2022 Somaliland protests
- Date: 11–12 August 2022
- Duration: 2 days
- Location: Hargeisa, Burao, and Erigavo, Somaliland;
- Type: Political protests
- Deaths: 5
- Injuries: >100

= 2022 Somaliland protests =

On 11 August 2022, 5 people were killed and more than 100 injured in widespread protests in the cities of Hargeisa, Burao, and Erigavo after negotiations between the Somaliland government and opposition parties broke down, with the latter accusing Somaliland president Muse Bihi Abdi and his officials of purposely finding ways to delay the upcoming 13 November election.

==Protests==

According to the nation's Deputy Police Commander Abdi Hassan Mire, the protesters were armed with "knives, catapults, clubs," and guns, as well as carried placards which said "Hold the election on 13th November 2022" and chanted anti-government slogans.

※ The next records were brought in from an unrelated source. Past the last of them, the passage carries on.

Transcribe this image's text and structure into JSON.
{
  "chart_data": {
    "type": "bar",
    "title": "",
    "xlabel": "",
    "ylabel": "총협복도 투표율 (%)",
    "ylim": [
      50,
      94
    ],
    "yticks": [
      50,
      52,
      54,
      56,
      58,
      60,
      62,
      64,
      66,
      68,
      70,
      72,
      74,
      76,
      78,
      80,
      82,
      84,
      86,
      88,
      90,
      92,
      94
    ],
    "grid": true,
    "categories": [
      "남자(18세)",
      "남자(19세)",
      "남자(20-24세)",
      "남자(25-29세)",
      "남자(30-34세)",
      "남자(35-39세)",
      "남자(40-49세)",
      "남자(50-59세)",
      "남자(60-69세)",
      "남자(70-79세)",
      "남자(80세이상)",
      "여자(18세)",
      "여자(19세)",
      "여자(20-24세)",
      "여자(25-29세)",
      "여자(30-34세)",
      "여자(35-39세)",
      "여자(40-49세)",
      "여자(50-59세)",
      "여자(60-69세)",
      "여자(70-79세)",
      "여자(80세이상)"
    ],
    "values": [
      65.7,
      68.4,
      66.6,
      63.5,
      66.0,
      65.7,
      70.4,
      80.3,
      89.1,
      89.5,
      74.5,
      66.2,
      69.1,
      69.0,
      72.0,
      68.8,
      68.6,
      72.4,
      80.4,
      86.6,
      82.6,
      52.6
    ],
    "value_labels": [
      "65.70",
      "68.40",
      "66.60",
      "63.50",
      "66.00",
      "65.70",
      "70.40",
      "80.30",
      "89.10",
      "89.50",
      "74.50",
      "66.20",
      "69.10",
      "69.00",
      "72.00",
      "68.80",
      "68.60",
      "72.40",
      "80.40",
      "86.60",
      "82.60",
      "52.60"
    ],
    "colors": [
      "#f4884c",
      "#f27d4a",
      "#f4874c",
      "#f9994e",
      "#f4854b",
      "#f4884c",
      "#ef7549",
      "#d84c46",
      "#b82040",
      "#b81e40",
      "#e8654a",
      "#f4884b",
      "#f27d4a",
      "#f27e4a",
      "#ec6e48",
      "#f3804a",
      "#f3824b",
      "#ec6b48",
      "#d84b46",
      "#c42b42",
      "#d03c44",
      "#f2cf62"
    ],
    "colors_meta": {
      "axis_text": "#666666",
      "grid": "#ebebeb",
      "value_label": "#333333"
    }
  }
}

Internet in the nation reportedly received "significant disruptions across multiple providers," according to internet monitoring organization NetBlocks in wake on the protests, hampering up-to-date reporting of the protests as they unfolded.

==Reactions and aftermath==

A statement condemning the "excessive use of force" used by authorities to extinguish the anti-government protests was signed by the EU, UK, and the US, which also called for "all sides in Somaliland to engage in constructive dialogue in order to reach consensus on a roadmap for elections".

On 13 August President Abdi addressed the nation on national TV about the protests that were held the day before. He announced that 5 people had been killed in the protests, and claimed that the protests were ultimately organized by the leaders of Wadani and UCID parties after "learning from" the recent Sri Lanka protests in which "protesters forced their leaders out of office".

President Mohamud of Somalia in a short video published by the president's office, called on the nation's political parties to resolve their differences through dialogue rather than through violent protests.

Chairman of the opposition Waddani party Hirsi Ali Haji Hassan announced in 14 August that the protests, which killed five and injured 100 on mainly 11 August, "will continue [again] and we will not stop". He added the reason for the break in protests on 12 and 13 August was "to visit the wounded, find out about the arrested, and attend the funeral of the buried". According to the BBC, attempts to mediate the conflict between the ruling and opposition parties have largely failed.

The Waddani and UCID opposition parties jointly appointed a committee consisting of nine members, four of whom were members of the House of Representatives, to investigate the recent violent protests and any crimes they may have been committed during them.

On 15 August a trial was held at a regional court for several demonstrators, including Horyaal 24 TV reporters Ahmed-Zaki and Abdinasir, who were arrested during the 11 August protests for their participation in the event.

The CPJ demanded on 17 August the unconditional release of Horyaal 24 TV reporter Ahmed-Zaki Ibrahim Mohamood and his cameraman Abdinasir Abdi Nour from Mandera Prison after they were arrested during the 11 August protests and sent to prison after being put on a reportedly unfair trial on 15 August.

On 18 August The Somaliland Strategic Advisory Group (SL-SAG) announced their concern for the current political situation in the nation, followed by releasing three recommendations aimed toward the nation's political parties, stakeholders, and citizens to work together to "protect peace and stability".

On 24 August another day of protests took place in Erigavo, where demonstrators took to the streets to demand that the presidential elections should take place on time on 13 November. Streets were reportedly blocked as some burned tires and other objects in the roadways before police arrived.